Outro embate se avizinha. A partir de setembro, o Parlamento deveria eleger um sucessor para o presidente Émile Lahoud, há nove anos no cargo. Lahoud é apoiado pela Síria, que foi forçada a retirar suas tropas do Líbano depois do assassinato de Hariri, mas mantém a influência no país vizinho por meio do presidente, do Hezbollah e de seus aliados. Eddé não vê saída para essa disputa: a eleição de mais um presidente pró-Síria seria considerada intolerável pela maioria governista; a escolha de um anti-Síria desencadearia uma reação violenta do poderoso país, por meio de seus aliados locais.
CLIMA HOSTIL
A polarização e o nível de hostilidade entre os dois grupos – sunitas e cristãos, de um lado, e xiitas e os partidários de Aoun, de outro – foram ilustrados por uma gafe cometida pela âncora da TV NBN, pertencente a Berri. Depois de noticiar o assassinato do deputado Eido, no dia 13, ela comentou com um colega, sem perceber que seu microfone continuava ligado: “Então, por que demoraram tanto para matá-lo? Ahmed Fatfat (outro deputado sunita) deve ser o próximo. Estou fazendo a contagem.” O colega deu risada. Ambos foram demitidos.
Além dos atentados a bomba, há freqüentes escaramuças entre jovens. Mas é visível o esforço das lideranças dos dois lados de evitar que a hostilidade degenere em guerra civil. “O Hezbollah ainda não está pronto para isso”, analisa Eddé. “Eles ainda não têm um território só deles.”

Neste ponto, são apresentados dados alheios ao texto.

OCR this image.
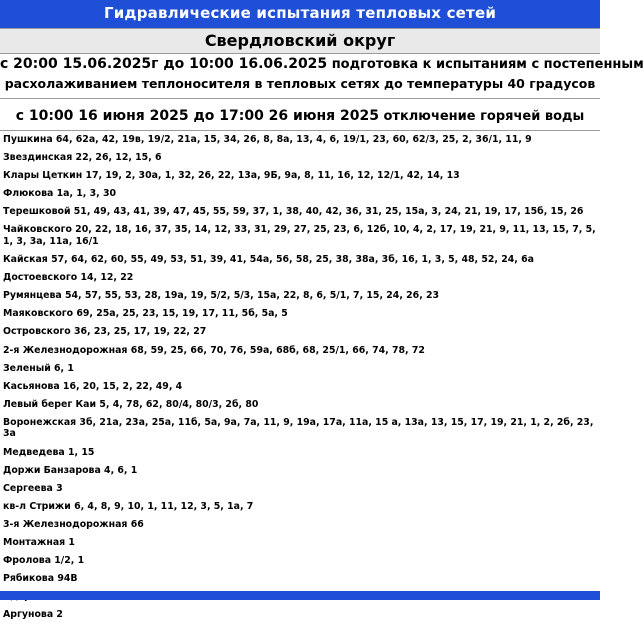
Гидравлические испытания тепловых сетей
Свердловский округ
с 20:00 15.06.2025г до 10:00 16.06.2025 подготовка к испытаниям с постепенным
расхолаживанием теплоносителя в тепловых сетях до температуры 40 градусов
с 10:00 16 июня 2025 до 17:00 26 июня 2025 отключение горячей воды
Пушкина 64, 62а, 42, 19в, 19/2, 21а, 15, 34, 26, 8, 8а, 13, 4, 6, 19/1, 23, 60, 62/3, 25, 2, 36/1, 11, 9
Звездинская 22, 26, 12, 15, 6
Клары Цеткин 17, 19, 2, 30а, 1, 32, 26, 22, 13а, 9Б, 9а, 8, 11, 16, 12, 12/1, 42, 14, 13
Флюкова 1а, 1, 3, 30
Терешковой 51, 49, 43, 41, 39, 47, 45, 55, 59, 37, 1, 38, 40, 42, 36, 31, 25, 15а, 3, 24, 21, 19, 17, 15б, 15, 26
Чайковского 20, 22, 18, 16, 37, 35, 14, 12, 33, 31, 29, 27, 25, 23, 6, 12б, 10, 4, 2, 17, 19, 21, 9, 11, 13, 15, 7, 5, 1, 3, 3а, 11а, 16/1
Кайская 57, 64, 62, 60, 55, 49, 53, 51, 39, 41, 54а, 56, 58, 25, 38, 38а, 3б, 16, 1, 3, 5, 48, 52, 24, 6а
Достоевского 14, 12, 22
Румянцева 54, 57, 55, 53, 28, 19а, 19, 5/2, 5/3, 15а, 22, 8, 6, 5/1, 7, 15, 24, 26, 23
Маяковского 69, 25а, 25, 23, 15, 19, 17, 11, 5б, 5а, 5
Островского 36, 23, 25, 17, 19, 22, 27
2-я Железнодорожная 68, 59, 25, 66, 70, 76, 59а, 68б, 68, 25/1, 66, 74, 78, 72
Зеленый 6, 1
Касьянова 16, 20, 15, 2, 22, 49, 4
Левый берег Каи 5, 4, 78, 62, 80/4, 80/3, 2б, 80
Воронежская 3б, 21а, 23а, 25а, 11б, 5а, 9а, 7а, 11, 9, 19а, 17а, 11а, 15 а, 13а, 13, 15, 17, 19, 21, 1, 2, 2б, 23, 3а
Медведева 1, 15
Доржи Банзарова 4, 6, 1
Сергеева 3
кв-л Стрижи 6, 4, 8, 9, 10, 1, 11, 12, 3, 5, 1а, 7
3-я Железнодорожная 66
Монтажная 1
Фролова 1/2, 1
Рябикова 94В
Аргунова 2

No médio ou no longo prazo, no entanto, a consolidação de uma base territorial do Hezbollah contínua ao longo do território libanês poderá se somar a um domínio xiita sobre o centro-sul do Iraque e à conquista da Faixa de Gaza pelo Hamas (grupo sunita apoiado pelo Irã e pela Síria). Um cenário impensável antes da invasão do Iraque pelos EUA, há apenas quatro anos.
O Estado fez contato com a assessoria de imprensa do Hezbollah em Beirute. Uma entrevista com um dirigente chegou a ser prometida, mas não se concretizou.